しかし、どうしてこのようなコピーが平気で出回る世の中になったのか、ここまで書き進めて、私自身もふと気になり始めました。当然どこにも正解情報は無いので、あくまでも推測の域を脱することはありませんが、考えてみるとおそらく…

 

 業務改革の抵抗勢力の前に社長が屈している

 業務改革の抵抗勢力の存在に対して社長が無関心を装っている

 

からなのだと思います。両方とも、抵抗勢力、つまり現状維持派を押さえつけて改革を前に進めることができない社長のお困りの姿を何回か目撃した経験からの推測です。しかしなぜ、抵抗勢力に抗うことができないのか?お叱りを受けることを承知の上で敢えて持論を展開させていただくなら・・・社長の立場の大きさをきちんと使いこなし切れていないこともあると思いますが、それよりもおそらく「現場を納得させて改革に取り組ませる為の社長の思考の理論性が足りない」ことが大きいと思います。つまり平たく言えば、合理的な業務改革を考えることができない、ということになります。考えることができなければ、知り得た知識だけで動くこともあるでしょう。しかしそれでは社長としての熱量が大きくならず、結果的に抵抗勢力が現れた際に抗しきれなくなる。「現場の賛同を得られなかった」と敗戦の弁を口にする、ということになります。

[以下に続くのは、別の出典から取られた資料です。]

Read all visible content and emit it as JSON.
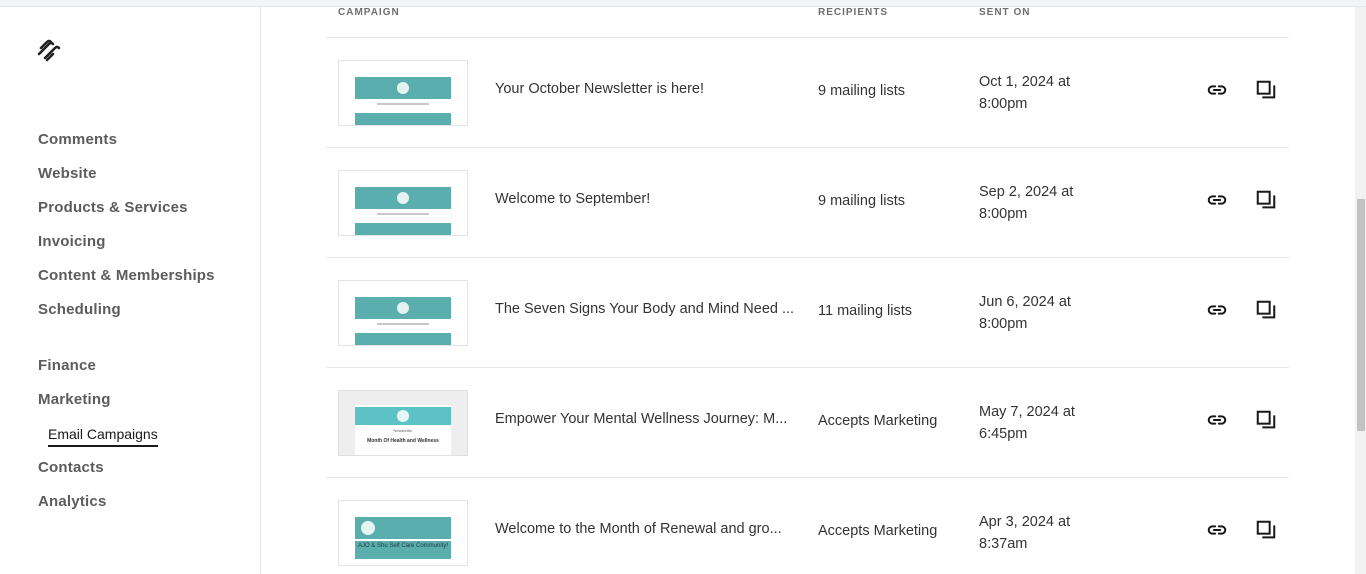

IT化というものは、社員に全部を丸投げすべきことではないことは何回も申し上げてきました。少なくとも社長のデジタル化への強いビジョンがあり、それを論理的に説明できるだけの咀嚼と解釈ができていないといけない訳です。それが足りないが故に現状維持派に押し返され、結果的に「ビジネスプロセスそのまま」のシステムを導入して形だけを整え、成長に結びつかない投資を実行してしまうことになるのです。

少し辛辣な表現が多くなってしまいましたが、現状維持システムを導入する必要性などどこにも存在しません。システム化、IT化、デジタル化、いろんな表現がありますが、とにもかくにも改革とは無縁ではいられないものなので、社長は戦略的にデジタルに向き合う覚悟が必要なのだと思いますし、それを持った社長が率いる会社が先に伸びていくのだと信じています。